In Illinois v. Countrywide Fin Corp. , plaintiffs argued to the Southern District of California that the Supreme Court's decision in King and the Ninth Circuit's decision in Sever supported the conclusion that a parent is per se distinct from its subsidiary. 60 F. Supp. 2d at 1214 n.3. The district court rejected this argument on the ground that King and Sever did not directly consider this question.... Instead, the court "[found] it more appropriate to consider the reasoning of those courts that have addressed this particular issue." ... The court therefore held that to satisfy the distinctiveness requirement, plaintiffs most allege "something more" than the fact that a parent and subsidiary are legally separate entities. Id. at 1214. The court then held that this requirement was satisfied, because plaintiffs had alleged that the decision to act through a subsidiary removed a potential for checks and balances that would have inhibited the racketeering scheme, and that each individual had a distinctive role. Id. at 1214-15.

Plaintiff in this case has not attempted to allege "something more" demonstrating distinctness. Nonetheless, this court must disagree with Countrywide Fin. Corp. and conclude that King and Sever control this case, and that "something more" is not required. King held that the only distinctiveness required was "a legally different entity with different rights and responsibilities due to its different legal status." 533 U.S. at 163. Sever adopted a similar test, and held that formal distinctiveness was itself sufficient, regardless of whether there was also practical separation. 978 F.2d at 1534 (quoting Benny, 786 F.2d at 1416). A separately-incorporated subsidiary satisfies the tests articulated by both King and Sever.
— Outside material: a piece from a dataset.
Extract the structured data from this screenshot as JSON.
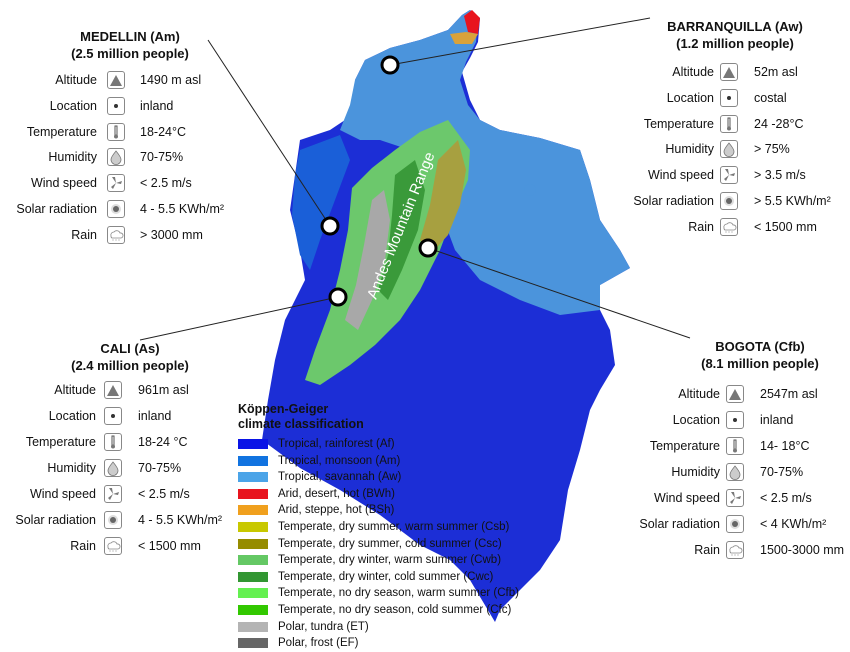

Two additional factors support this conclusion. Both King and Sever concluded that a sole shareholder was distinct from a corporation. King, 533 U.S. at 166; Sever, 978 F.2d at 1534. A corporate parent's relationship with a subsidiary is that of a majority, if not sole, shareholder. Therefore, King and Sever come closer to addressing these facts than Countrywide Fin. Corp. acknowledged.

Furthermore, although this court does not disregard the weight of authority from other circuits lightly, the court takes some reassurance from the Ninth Circuit's recent en banc opinion in Odom v. Microsoft Corp., 486 F.3d 541 (9th Cir. 2007). Odom reiterated that courts "should not read the statutory terms of RICO narrowly." Id. at 547. While "[t]here has been some judicial resistance to RICO, manifested in narrow readings of its provisions by lower federal courts[,] [i]n four notable cases [one of which was King], the Supreme Court has corrected these narrow readings." Id. at 545. From these cases, the Ninth Circuit took the observation that "RICO is to be read broadly" and "be liberally construed to effectuate its remedial purposes." Id. at 547 (quoting Sedima, S.P.R.L. v. Imrex Co., 473 U.S. 479, 497-98 (1985)).